Cynthia McKinney: Exploiting and Expanding the Racial Divide
By Peter Lemiska
Growing up in a small New Jersey town in the 1950s, racism was unknown to me. We had, as I recall, one black classmate. In those days, we would have used the term Negro, if we made any reference at all to her race. But no one paid much attention to her skin color, and we all got along fine.
My first real exposure to racism was in basic training in 1970. There were two recruits who appeared no different from the rest of us, but seemed to take an instant dislike to each other. One was black, the other white, and their underlying hostility soon became apparent when, during their first altercation one called the other “white boy.” The response was immediate and expected, as the words “black boy” rang out in the barracks. That’s when I came to accept a couple of fairly obvious facts about racism. I saw first-hand that people could be hostile to others simply because of the color of their skin. I also saw that racial attacks fuel more bigotry, and most importantly, it’s not a one-way street..
Since then, I’ve gotten around a little, and have come to understand that racism in America is not uncommon - that is, if you define it as personal prejudice against another race. That’s because none of the civil rights legislation passed over the years can change the bias and racial animosity that bigots learn from their parents and peers.
But as for the segregation and discrimination associated with racism, that’s another matter.
The tumultuous path to black equality began on September 22, 1862, when President Lincoln issued his Emancipation Proclamation. Later in 1865, the Thirteenth Amendment to the Constitution outlawed slavery, and in 1870, the Fifteenth Amendment gave blacks the right to vote.

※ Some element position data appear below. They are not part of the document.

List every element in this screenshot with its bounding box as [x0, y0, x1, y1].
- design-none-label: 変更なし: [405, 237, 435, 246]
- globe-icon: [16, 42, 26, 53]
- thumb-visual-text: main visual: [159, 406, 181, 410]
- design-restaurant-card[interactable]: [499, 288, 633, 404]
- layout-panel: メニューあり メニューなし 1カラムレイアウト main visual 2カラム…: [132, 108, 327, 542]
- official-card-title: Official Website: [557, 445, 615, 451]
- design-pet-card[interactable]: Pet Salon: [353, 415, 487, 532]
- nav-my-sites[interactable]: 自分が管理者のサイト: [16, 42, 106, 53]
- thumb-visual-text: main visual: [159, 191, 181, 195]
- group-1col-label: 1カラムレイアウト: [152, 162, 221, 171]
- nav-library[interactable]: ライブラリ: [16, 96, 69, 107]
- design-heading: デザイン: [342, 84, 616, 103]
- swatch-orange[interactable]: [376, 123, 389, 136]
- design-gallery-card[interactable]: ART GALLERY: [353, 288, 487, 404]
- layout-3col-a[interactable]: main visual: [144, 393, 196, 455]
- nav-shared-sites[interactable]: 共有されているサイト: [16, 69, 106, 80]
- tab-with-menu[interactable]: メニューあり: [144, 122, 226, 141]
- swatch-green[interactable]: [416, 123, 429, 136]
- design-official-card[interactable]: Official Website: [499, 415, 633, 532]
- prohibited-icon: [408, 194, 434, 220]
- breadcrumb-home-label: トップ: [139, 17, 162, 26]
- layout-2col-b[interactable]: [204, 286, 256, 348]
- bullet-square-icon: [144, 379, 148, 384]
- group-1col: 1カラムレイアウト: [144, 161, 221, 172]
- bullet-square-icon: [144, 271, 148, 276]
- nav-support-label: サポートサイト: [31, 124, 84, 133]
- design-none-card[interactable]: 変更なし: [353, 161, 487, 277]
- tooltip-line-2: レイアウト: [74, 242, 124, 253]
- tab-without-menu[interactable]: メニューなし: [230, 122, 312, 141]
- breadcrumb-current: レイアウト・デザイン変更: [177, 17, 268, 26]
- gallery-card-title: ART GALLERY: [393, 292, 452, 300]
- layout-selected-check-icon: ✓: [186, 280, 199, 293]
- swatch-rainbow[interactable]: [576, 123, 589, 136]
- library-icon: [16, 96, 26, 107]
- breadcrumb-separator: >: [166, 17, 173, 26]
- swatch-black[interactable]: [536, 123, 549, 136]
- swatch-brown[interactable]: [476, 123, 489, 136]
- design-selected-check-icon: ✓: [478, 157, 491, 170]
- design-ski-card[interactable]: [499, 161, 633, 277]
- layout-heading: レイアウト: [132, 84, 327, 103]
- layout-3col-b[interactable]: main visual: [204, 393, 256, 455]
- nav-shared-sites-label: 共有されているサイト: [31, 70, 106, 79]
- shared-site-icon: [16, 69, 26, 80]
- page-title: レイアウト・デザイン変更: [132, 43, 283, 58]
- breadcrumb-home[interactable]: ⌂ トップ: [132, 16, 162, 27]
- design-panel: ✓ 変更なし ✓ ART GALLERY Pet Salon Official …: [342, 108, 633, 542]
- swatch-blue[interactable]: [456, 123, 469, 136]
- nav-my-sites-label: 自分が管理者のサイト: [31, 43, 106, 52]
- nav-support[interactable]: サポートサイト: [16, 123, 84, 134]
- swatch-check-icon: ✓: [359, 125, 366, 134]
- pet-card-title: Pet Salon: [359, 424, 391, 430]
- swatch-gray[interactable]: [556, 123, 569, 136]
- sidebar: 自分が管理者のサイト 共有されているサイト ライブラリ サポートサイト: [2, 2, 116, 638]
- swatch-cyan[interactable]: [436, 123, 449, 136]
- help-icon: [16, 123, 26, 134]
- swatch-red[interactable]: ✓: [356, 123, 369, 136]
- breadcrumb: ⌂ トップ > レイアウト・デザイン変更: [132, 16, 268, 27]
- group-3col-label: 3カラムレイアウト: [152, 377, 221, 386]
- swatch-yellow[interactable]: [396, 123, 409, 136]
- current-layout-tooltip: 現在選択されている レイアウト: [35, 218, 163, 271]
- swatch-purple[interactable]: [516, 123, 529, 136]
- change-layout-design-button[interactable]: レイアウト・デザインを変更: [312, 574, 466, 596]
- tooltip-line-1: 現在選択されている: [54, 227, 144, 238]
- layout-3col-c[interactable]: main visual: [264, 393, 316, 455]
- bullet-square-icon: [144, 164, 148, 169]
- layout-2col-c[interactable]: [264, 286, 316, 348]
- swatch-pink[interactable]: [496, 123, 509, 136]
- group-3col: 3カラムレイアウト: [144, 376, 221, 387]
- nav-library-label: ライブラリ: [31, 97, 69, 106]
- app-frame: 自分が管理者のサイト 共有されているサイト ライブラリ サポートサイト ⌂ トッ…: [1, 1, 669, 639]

But that was not nearly enough, because blacks were still victimized by segregationist and discriminatory policies.
In 1954, the Supreme Court ruled that segregation in public schools was unconstitutional. That was followed in 1961 with President Kennedy’s executive order establishing the Equal Employment Opportunities Commission and the concept of affirmative action. Then, more than 40 years ago, President Johnson signed the sweeping Civil Rights Act, prohibiting racial discrimination in voting, education, and in public facilities.
Today, African-Americans no longer suffer the social or economic disadvantages they endured in the past. Long gone are the “whites only” signs. Black homeownership is at an all-time high, and minorities are integrated throughout every level of society and government. Many, in fact would argue that, because of affirmative action and quotas, minorities today enjoy an advantage over whites in the workforce.
Nonetheless, personal racial prejudices continue to exist in this country.
And though bigotry is learned, usually from parents, it is reinforced and inflamed every time the headlines report another allegation of racism, real or perceived.
The incident at the U.S. Capitol last Wednesday involving Congresswoman Cynthia McKinney was, in the whole scheme of things, insignificant.
According to published reports, she bypassed a security checkpoint en route to a meeting, and ignored requests to stop by a Capitol Hill Police Officer, who did not recognize her. Since the congresswoman was not wearing her appropriate identification, he detained her by grabbing her arm, and she responded by striking him in the chest. Several witnesses have corroborated the incident as reported, and a grand jury is now considering assault charges against McKinney.
Based on the reported facts, and previous similar incidents involving the congresswoman, it is clear that this was not, by any stretch of the imagination, a case of racial profiling. That officer was simply doing his job which, incidentally, is to secure the U.S. Capitol and its office buildings. In this situation, any professional officer would have taken the exact same course of action. And they would have followed the same procedures if it had involved a white congressman.
On the contrary, this altercation stemmed directly from McKinney’s unwieldy ego, the oversized chip on her shoulder, and her refusal to submit to routine screening, especially by a white police officer. And it is because of that chip that trouble seems to follow the congresswoman wherever she goes.
In an effort to gain support, she later held a press conference attended by prominent activists Danny Glover and Harry Belafonte. It was interesting to watch these three liberal luminaries decry the discriminatory environment in this country, while ignoring the many opportunities that led to their wealth and enormous success in politics, film, and music. The performance of these three, no doubt, drew support from other like-minded racial antagonists, but in the long run, scurrilous accusations aimed at exploiting the racial divide only serve to expand it.
But more and more people, including responsible blacks, now realize that the 1960s are long past. The barriers to equality have been eliminated, and minorities can no longer blame racism for every obstacle they encounter.
Isolated injustices based on real bigotry must not be ignored, but those who exploit racism through false allegations only succeed in inflaming racial tensions. Fair-minded people know the difference.
Peter Lemiska is a freelance writer and former Senior Special Agent of the U.S. Secret Service. He has a BA degree in psychology.